#  > OVERIGE FORA >  > FILMPJES >  >  GrandMa gaming

## Shark

YouTube - Undocumented Game on MA Lightning Grandma Consoles

----------


## geenstijl21

Hetzelfde spelletje zit ook in de Grand MA Ultra Light....


Erg verslavend  :Big Grin:

----------


## Ahmed Al Dayri

haha prachtig!
Geen idee voor een centraal topic? Er zullen vast meer consoles zijn met dit soort geintjes :Stick Out Tongue:

----------


## jurjen_barel

http://www.licht-geluid.nl/forum/de-...-consoles.html

Centraal topic bestaat al langer.  :Wink:

----------


## Shark

> http://www.licht-geluid.nl/forum/de-...-consoles.html
> 
> Centraal topic bestaat al langer.



had gezocht maar niet gevonden..

----------


## hugovanmeijeren

Hmmz, heb zelf alleen een 24/6... Kan daar geen Pong of Tetris op ofzo?  :Big Grin: 


Groeten Hugo

----------


## Dirk Wijnen

Volgens mij heeft de 24/6 dat niet,,

Pearl Avolites Expert heeft patience er opzitten..
Volgens mij zijn er meerdere Avolites met zo'n spelletjes,, 

is wel leuk al je een saaie klus hebt en alles hebt geprogrammeerd en je gaat gewoon even lekker een spelletje spelen.. :Stick Out Tongue:

----------


## DJ nn

> Volgens mij heeft de 24/6 dat niet,,
> 
> Pearl Avolites Expert heeft patience er opzitten..
> Volgens mij zijn er meerdere Avolites met zo'n spelletjes,, 
> 
> is wel leuk al je een saaie klus hebt en alles hebt geprogrammeerd en je gaat gewoon even lekker een spelletje spelen..



 
Mijn vraag: hoe start je dat dan? en hoe bestuur je het en hoe zet je het af ?

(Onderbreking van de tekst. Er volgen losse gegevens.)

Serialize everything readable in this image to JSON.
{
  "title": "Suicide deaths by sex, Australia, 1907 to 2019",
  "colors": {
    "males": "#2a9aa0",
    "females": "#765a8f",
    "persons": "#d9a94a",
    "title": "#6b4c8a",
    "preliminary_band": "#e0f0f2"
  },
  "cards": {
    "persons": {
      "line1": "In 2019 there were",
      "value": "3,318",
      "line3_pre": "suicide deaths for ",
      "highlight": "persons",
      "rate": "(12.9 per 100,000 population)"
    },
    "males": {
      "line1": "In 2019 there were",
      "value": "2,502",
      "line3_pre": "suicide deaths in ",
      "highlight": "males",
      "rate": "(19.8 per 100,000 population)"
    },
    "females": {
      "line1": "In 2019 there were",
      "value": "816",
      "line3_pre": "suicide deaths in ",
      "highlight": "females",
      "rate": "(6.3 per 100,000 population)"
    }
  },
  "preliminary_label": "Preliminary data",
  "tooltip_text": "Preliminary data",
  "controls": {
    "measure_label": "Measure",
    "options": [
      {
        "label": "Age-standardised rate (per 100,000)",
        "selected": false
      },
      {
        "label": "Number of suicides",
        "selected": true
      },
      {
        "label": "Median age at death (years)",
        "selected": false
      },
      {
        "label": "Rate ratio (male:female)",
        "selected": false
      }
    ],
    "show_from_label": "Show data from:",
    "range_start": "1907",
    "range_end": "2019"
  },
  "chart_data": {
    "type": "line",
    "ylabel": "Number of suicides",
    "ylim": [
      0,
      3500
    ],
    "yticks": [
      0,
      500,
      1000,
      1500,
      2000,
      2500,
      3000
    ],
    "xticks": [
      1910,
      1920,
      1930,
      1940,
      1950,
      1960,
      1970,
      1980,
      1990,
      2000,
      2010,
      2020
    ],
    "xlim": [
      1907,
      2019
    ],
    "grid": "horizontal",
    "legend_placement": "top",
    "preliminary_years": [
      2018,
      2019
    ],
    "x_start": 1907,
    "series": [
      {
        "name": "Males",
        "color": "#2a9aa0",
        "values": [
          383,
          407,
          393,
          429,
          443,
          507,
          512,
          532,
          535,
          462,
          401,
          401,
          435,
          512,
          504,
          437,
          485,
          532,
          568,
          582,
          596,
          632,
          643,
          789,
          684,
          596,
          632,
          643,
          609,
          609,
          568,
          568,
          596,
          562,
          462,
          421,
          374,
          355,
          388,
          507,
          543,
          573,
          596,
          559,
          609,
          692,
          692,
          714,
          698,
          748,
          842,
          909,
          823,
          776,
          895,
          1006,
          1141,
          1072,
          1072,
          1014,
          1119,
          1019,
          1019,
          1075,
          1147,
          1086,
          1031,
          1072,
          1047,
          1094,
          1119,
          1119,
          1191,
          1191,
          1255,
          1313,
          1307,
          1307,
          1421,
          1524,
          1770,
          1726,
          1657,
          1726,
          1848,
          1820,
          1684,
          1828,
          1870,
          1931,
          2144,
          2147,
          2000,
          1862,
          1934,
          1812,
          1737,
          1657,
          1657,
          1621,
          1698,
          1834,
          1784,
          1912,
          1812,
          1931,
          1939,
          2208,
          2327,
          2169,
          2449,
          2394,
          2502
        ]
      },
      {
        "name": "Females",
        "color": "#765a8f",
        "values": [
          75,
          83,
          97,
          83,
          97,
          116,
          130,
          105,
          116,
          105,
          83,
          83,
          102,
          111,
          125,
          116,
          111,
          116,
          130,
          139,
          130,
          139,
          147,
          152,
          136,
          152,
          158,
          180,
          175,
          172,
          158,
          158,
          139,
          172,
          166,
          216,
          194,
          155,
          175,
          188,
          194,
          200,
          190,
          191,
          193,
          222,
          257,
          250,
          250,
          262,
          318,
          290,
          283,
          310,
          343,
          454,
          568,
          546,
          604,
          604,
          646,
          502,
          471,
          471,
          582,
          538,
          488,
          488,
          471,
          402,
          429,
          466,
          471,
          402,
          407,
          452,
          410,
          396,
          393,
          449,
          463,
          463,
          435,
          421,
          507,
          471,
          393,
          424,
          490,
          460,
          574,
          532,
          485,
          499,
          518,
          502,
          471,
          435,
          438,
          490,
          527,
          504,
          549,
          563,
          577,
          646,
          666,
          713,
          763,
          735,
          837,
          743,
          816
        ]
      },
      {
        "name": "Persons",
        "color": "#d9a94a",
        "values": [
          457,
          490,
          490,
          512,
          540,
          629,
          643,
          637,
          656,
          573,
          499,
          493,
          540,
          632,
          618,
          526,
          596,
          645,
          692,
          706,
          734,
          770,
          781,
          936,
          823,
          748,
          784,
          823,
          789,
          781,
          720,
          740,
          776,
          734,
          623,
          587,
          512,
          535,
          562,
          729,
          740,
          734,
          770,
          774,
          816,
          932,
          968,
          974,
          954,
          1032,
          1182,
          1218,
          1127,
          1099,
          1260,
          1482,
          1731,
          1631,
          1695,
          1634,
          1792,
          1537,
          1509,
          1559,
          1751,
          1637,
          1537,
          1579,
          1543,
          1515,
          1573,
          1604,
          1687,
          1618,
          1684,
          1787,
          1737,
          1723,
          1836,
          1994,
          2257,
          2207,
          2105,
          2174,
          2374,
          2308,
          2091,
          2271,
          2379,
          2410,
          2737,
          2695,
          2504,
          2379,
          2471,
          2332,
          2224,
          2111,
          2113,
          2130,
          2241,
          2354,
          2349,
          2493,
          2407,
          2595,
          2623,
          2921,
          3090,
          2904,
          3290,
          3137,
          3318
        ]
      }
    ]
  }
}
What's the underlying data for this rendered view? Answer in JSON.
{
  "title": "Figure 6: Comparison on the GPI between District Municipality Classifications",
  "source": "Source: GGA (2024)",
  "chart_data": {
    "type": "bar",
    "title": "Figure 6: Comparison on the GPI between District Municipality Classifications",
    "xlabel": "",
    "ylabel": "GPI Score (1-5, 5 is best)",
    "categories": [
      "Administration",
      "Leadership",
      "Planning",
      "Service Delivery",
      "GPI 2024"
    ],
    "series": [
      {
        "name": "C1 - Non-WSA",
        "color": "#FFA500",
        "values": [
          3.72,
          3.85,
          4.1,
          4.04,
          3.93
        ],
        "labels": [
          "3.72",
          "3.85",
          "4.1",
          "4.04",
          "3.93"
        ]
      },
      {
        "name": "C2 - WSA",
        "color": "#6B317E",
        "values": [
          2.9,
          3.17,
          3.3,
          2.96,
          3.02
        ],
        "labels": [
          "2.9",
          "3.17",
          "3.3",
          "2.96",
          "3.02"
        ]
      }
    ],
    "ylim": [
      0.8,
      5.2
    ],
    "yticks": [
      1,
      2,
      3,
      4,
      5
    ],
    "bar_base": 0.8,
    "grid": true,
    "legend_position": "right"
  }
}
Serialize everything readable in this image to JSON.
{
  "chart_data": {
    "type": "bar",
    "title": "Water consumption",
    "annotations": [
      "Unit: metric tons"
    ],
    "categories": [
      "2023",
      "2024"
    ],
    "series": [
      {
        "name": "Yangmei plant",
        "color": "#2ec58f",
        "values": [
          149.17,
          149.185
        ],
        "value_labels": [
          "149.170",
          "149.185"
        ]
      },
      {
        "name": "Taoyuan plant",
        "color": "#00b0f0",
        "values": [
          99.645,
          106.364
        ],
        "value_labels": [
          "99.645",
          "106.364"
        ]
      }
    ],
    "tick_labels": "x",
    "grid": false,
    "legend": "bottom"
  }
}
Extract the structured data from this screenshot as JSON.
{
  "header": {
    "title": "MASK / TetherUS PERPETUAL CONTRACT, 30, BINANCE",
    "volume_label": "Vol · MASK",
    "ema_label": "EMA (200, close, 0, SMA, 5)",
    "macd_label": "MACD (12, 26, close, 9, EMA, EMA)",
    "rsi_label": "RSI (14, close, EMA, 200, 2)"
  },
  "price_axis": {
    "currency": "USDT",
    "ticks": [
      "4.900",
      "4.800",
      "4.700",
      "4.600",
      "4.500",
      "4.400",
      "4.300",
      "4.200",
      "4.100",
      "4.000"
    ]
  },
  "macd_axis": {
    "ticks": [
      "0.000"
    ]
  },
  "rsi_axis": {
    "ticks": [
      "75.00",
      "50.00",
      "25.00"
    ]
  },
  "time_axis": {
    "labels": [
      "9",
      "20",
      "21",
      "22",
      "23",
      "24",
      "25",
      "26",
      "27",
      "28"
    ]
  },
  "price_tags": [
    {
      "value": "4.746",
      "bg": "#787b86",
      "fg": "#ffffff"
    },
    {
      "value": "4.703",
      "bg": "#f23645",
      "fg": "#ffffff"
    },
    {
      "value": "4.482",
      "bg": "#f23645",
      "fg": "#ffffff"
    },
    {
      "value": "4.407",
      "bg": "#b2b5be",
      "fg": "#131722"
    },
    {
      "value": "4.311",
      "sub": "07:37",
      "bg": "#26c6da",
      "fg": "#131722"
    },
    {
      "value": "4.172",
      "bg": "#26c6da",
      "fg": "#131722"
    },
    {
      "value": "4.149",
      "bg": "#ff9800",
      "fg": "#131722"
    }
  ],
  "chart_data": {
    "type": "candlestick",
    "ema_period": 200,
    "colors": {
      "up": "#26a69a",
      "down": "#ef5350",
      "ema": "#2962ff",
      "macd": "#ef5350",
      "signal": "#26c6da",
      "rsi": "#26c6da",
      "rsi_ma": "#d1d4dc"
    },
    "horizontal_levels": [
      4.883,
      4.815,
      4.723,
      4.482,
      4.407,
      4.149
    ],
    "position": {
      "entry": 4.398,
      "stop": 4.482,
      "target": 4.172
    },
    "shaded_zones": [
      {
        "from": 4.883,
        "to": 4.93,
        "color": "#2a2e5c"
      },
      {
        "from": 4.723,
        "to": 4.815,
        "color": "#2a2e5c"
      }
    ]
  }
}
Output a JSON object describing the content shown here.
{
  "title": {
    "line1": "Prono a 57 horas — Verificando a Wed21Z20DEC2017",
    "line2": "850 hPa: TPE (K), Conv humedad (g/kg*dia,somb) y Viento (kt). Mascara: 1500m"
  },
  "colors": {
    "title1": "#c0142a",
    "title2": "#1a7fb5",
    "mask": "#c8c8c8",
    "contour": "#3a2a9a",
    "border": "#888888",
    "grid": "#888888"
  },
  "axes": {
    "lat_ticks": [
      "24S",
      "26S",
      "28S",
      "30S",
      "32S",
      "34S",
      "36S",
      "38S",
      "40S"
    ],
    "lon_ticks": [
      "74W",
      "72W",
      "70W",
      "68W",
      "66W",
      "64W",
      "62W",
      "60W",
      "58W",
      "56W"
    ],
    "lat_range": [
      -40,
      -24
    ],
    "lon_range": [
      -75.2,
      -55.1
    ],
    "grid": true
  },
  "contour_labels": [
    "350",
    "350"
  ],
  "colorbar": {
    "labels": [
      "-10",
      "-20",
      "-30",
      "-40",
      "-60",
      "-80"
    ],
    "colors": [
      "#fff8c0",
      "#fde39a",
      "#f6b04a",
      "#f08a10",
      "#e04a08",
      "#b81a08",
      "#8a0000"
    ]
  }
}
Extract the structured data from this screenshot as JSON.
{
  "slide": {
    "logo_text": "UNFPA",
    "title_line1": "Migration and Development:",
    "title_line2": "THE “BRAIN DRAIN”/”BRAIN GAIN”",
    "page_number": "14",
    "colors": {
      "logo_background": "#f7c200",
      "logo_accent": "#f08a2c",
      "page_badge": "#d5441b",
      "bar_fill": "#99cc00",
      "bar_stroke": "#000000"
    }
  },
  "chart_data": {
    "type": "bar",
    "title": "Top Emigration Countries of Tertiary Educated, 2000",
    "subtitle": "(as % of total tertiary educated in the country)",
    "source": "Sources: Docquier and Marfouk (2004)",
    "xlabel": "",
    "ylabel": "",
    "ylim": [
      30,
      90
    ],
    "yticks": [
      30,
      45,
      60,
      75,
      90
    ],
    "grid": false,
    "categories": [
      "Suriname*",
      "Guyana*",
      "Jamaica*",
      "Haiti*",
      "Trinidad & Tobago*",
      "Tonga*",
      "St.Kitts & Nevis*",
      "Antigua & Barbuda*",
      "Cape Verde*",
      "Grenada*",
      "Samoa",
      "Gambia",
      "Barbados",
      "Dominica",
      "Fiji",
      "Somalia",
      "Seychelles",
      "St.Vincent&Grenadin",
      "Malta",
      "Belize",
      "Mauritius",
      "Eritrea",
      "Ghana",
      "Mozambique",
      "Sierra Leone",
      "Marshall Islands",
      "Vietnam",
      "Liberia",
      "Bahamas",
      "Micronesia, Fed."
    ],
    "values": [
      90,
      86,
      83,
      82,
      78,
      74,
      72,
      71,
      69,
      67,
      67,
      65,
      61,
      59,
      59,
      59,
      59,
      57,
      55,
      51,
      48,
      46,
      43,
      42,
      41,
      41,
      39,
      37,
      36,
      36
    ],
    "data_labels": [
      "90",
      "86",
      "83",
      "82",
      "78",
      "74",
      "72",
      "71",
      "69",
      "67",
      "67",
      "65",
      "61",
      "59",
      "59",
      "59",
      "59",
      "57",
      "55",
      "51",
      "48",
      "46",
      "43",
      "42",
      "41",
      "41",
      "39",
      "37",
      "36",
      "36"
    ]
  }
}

Geldt trouwens voor allemaal...

grtzz DJ nn

----------


## DJ_Compact

> Volgens mij heeft de 24/6 dat niet,,
> 
> Pearl Avolites Expert heeft patience er opzitten..
> Volgens mij zijn er meerdere Avolites met zo'n spelletjes,,



Niet standaard!! Moet je er zelf op zetten!

----------


## MatthijsNL

> Hetzelfde spelletje zit ook in de Grand MA Ultra Light....
> 
> 
> Erg verslavend



En ook op de Fullsize...
Alleen de persoon die me dit liet zien wil tot op de dag van vandaag niet vertellen hoe ze dit flikken...

----------


## Stage-Q

tools - setup - backup buttons tegelijk indrukken....


(en dat voor een geluidsman ;-) )

----------